Sometimes the actual teeth take longer than a few days to appear but there are symptoms of discomfort that are related to the teething that you can look out for. For example:
Drooling– A sudden increase in drooling might be seen in your teething child.
Irritability– Your child will be overly irritable and sensitive due to the pain that he is going through.
Rash on his chin– due to the constant contact with the saliva (due to the increase in drooling) rashes may form on the skin. To prevent this, parents can gently wipe it away or put petroleum jelly so that there isn’t any direct contact between the skin and the saliva.
Refusal of food– the baby might turn away from breastfeeding or the bottle because the sucking motion increases the pain in the gums. A good way to encourage your baby to eat is by giving him cold or chilled foods that will numb the pain.
Biting– An obvious sign would be if your baby is biting anything he can get a hold of to help him relieve the itch in his gums.
Red, swollen gums are another sign of the newly approaching tooth.
What can I do to relieve some of the discomfort?

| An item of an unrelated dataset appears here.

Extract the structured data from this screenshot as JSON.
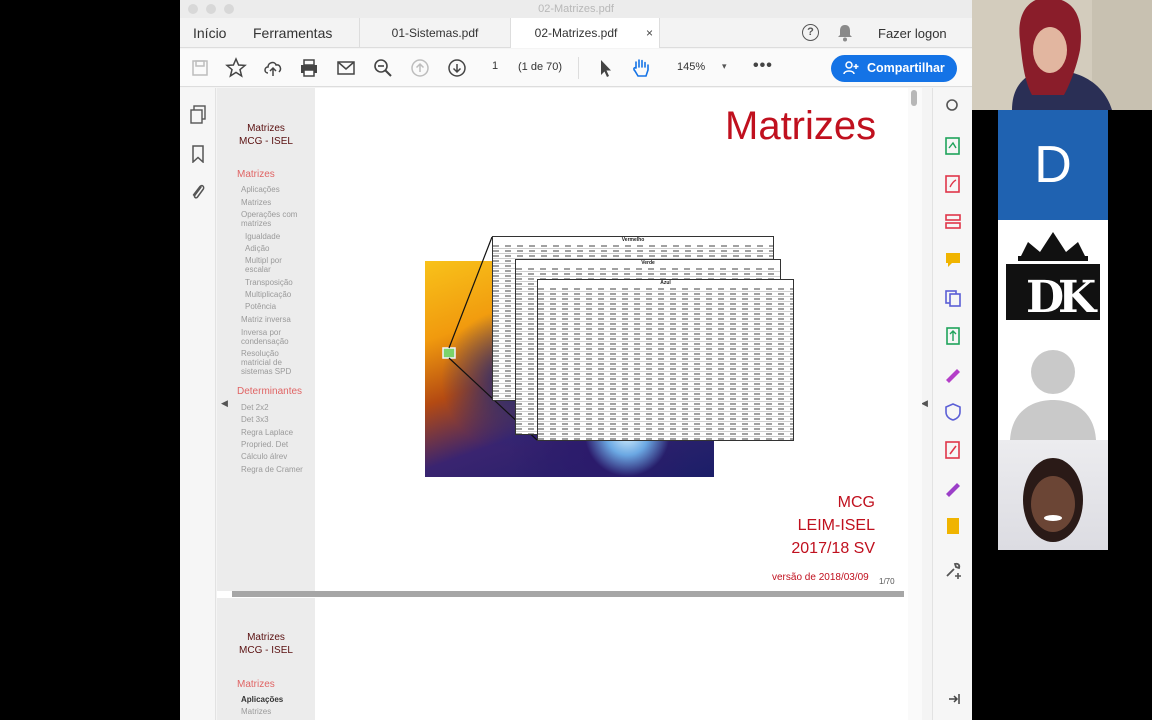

Babies are usually quite unsettled when they begin to teeth and there are some methods to help relieve the distress that teething causes.
*Rubbing the gums in gentle circular motions helps. Your baby might initially pull away from this but will quickly start to find it soothing.
*Teething rings(water, gel or rubber ones are available in the market).
*You can dip a clean dishcloth in water, freeze it and then let your baby chew on it.
*Frozen bananas would be welcomed, only if your baby is already on solids.
*Very cold yoghurt, pureed fruits or other such cold treats will lessen the discomfort(as well as encourage him to eat in spite of the uneasiness).
*There are some medicines, gels etc. you can give your baby but only do so if your baby is in extreme distress and after you have consulted with your physician.